The Old Testament was completed by 450 B.C., and a complete translation in Greek (the Septuagint) made in 250 B.C. As Christianity grew, Christians took whatever scroll they had, O.T. and N.T. and travelled with them. When I travel (within the city), I don't always carry the "completed word of God" with me. Sometimes I have just the New Testament, and sometimes just the Book of Romans and John. Just because I don't personally have the completed Word of God with me, doesn't mean that the "completed Word of God" doesn't exist.

Yet this is your logic here.
In fact, as the Bible itself uses references too, the book of Enoch was being used in the early church also.
Yes of course it does. The authors of the Bible were not ignorant men. They were well educated men that could quote from Biblical sources, and in some cases sources outside the Bible. Paul quoted from a Greek poet and from a Cretian prophet.
It was not until the Eleventh Century that the Russian Church had a Bible that was placed in there churches and copies made available to people that anything like a canon became available, in our modern era it was not until 1611 that a canon of scripture became available to Anglo Saxon people.

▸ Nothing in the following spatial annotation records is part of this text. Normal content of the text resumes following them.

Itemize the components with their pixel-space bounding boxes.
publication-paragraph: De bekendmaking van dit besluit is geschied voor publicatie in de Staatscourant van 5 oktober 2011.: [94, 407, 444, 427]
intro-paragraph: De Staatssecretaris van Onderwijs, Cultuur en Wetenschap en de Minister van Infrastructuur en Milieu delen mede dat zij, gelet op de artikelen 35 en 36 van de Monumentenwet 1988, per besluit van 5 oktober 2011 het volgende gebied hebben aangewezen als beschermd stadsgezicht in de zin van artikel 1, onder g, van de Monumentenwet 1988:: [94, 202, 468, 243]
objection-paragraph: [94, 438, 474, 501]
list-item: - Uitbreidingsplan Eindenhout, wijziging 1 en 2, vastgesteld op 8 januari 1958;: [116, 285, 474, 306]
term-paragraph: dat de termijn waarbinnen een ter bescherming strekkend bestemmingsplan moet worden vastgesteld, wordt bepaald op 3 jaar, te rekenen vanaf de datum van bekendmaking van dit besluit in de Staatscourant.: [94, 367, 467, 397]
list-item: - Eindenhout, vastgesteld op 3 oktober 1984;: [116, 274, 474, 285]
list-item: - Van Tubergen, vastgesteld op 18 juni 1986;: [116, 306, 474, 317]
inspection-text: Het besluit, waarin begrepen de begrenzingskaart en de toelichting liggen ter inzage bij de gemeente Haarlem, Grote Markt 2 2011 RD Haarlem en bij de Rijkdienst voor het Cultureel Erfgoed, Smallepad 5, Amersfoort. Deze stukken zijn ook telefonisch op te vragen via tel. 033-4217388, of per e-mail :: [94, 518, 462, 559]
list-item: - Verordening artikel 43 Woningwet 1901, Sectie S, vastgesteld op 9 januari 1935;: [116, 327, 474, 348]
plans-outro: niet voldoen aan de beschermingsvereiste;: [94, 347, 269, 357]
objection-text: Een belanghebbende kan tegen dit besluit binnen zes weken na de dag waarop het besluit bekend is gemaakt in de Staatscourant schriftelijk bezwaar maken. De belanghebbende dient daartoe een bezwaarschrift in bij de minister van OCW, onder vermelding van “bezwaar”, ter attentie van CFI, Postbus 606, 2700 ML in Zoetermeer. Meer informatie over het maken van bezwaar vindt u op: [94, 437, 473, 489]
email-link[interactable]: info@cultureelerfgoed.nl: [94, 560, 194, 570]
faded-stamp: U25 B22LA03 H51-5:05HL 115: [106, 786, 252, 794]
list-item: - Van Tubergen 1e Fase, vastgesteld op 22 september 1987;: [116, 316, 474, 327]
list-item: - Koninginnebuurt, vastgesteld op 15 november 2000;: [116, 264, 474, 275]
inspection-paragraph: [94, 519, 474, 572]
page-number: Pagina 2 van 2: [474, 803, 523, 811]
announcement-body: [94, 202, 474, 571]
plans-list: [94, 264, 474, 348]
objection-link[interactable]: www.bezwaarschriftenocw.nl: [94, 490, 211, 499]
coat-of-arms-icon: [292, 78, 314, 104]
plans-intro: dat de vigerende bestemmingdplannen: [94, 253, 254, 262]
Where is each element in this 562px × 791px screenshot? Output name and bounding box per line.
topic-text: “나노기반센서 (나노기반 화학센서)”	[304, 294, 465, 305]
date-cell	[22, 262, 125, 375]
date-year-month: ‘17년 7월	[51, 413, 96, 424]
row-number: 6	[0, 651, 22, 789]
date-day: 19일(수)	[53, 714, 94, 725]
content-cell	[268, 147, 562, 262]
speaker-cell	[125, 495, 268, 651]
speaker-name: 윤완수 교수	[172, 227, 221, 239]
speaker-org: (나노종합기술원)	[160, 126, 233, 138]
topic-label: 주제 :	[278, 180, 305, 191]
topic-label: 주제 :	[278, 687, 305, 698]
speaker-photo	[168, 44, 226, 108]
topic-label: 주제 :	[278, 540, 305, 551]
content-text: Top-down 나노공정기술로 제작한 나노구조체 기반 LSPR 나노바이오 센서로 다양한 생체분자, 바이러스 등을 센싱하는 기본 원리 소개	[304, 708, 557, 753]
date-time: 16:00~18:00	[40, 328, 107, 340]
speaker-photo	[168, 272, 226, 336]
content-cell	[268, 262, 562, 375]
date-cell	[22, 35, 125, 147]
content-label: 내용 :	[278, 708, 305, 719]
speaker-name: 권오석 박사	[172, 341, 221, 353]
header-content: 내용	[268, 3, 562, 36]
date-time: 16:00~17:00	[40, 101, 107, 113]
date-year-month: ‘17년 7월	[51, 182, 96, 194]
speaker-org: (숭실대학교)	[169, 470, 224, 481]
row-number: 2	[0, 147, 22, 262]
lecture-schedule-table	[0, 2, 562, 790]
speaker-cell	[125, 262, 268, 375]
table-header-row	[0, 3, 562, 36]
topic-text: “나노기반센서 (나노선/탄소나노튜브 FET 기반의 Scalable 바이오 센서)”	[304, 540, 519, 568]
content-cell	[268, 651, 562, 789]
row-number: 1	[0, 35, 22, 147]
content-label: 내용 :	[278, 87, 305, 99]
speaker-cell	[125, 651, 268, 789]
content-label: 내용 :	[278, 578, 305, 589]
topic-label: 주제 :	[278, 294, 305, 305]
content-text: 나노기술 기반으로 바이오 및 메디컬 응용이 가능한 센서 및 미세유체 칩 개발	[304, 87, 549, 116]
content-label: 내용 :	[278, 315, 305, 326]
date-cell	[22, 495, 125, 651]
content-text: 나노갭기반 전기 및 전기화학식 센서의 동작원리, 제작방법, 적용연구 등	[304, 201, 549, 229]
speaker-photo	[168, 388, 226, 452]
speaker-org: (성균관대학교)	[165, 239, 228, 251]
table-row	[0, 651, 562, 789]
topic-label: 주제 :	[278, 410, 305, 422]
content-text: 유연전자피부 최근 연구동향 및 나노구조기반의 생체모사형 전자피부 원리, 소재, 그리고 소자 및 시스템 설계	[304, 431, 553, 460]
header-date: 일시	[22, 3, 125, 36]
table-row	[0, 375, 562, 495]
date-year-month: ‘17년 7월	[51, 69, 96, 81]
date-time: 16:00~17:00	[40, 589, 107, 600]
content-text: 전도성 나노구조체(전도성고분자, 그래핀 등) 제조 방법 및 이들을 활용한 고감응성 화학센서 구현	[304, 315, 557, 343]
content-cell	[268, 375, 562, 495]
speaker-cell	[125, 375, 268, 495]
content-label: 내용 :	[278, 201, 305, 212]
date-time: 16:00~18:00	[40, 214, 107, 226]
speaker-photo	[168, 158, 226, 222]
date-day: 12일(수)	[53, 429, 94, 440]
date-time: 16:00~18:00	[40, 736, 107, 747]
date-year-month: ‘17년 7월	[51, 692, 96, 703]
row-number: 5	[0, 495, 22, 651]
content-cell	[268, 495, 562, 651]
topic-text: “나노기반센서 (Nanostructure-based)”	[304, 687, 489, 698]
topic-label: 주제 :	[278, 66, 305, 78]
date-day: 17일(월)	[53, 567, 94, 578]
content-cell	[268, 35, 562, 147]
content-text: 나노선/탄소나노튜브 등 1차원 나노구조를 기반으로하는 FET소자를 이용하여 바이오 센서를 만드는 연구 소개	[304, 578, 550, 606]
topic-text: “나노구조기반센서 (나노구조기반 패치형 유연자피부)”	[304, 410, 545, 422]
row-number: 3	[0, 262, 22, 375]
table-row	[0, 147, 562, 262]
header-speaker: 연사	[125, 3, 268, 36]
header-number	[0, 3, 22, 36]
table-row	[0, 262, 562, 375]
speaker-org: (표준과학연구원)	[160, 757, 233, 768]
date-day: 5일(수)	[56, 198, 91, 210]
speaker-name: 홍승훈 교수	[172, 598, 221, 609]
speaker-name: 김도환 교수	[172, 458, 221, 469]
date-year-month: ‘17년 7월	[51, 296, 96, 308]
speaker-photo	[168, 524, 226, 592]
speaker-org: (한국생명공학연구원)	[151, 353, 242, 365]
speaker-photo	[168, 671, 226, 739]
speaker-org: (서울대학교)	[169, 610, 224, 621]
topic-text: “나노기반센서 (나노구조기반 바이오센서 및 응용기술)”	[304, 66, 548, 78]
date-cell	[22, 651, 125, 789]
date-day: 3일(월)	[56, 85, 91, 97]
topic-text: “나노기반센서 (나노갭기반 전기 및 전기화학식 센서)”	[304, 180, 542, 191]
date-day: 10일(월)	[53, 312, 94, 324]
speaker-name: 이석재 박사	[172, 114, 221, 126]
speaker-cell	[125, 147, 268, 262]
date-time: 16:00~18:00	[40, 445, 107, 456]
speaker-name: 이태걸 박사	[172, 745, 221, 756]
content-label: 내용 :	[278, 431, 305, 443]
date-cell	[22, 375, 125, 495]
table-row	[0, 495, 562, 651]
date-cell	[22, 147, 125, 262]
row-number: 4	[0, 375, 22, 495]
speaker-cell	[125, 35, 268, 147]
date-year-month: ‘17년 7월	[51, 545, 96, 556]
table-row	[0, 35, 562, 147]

Do you think with any luck the Punjabi speaking people of Pakistan will get a Bible in their own langauge by the end of the 21st Century? It hasn't happened yet. So the Russian Church was privileged enough to have a translation 11 centuries earlier, or almost 11 centuries after the death of Christ.
Study church history, Tounges are recorded as being used in the third century, miracles too.
Yes, mostly by heretical sects. Speaking in tongues among the unsaved heathen is often a direct result of demon possession.
Also, I maintain that Jesus is "Perfect", which means absolultley completely free from error. There is no version or revision of the Bible that is free from any error in translation, what we are being presented is good, but not perfect as Jesus is.
"to telion" more accurately has the meaning of completed, as the Old English word "perfect" means. "When that which is 'perfected' or 'completed' is come." Jesus didn't need to be completed. He already was. The translation doesn't even make sense by inserting Christ in there. Besides, as noted before, it doesn't do justice to the context. The context is revelation, not Christ. Keep things in context. You can make the Bible say anything you want to, when you take things out of context.
Show me in the Bible where it says that the Canon is the Perfect Word of God?
God's Word is perfect; it always has been.
James 1:25 But whoso looketh into
the perfect law of liberty, and continueth therein, he being not a forgetful hearer, but a doer of the work, this man shall be blessed in his deed.
Psalms 19:7
The law of the LORD is perfect, converting the soul: the testimony of the LORD is sure, making wise the simple.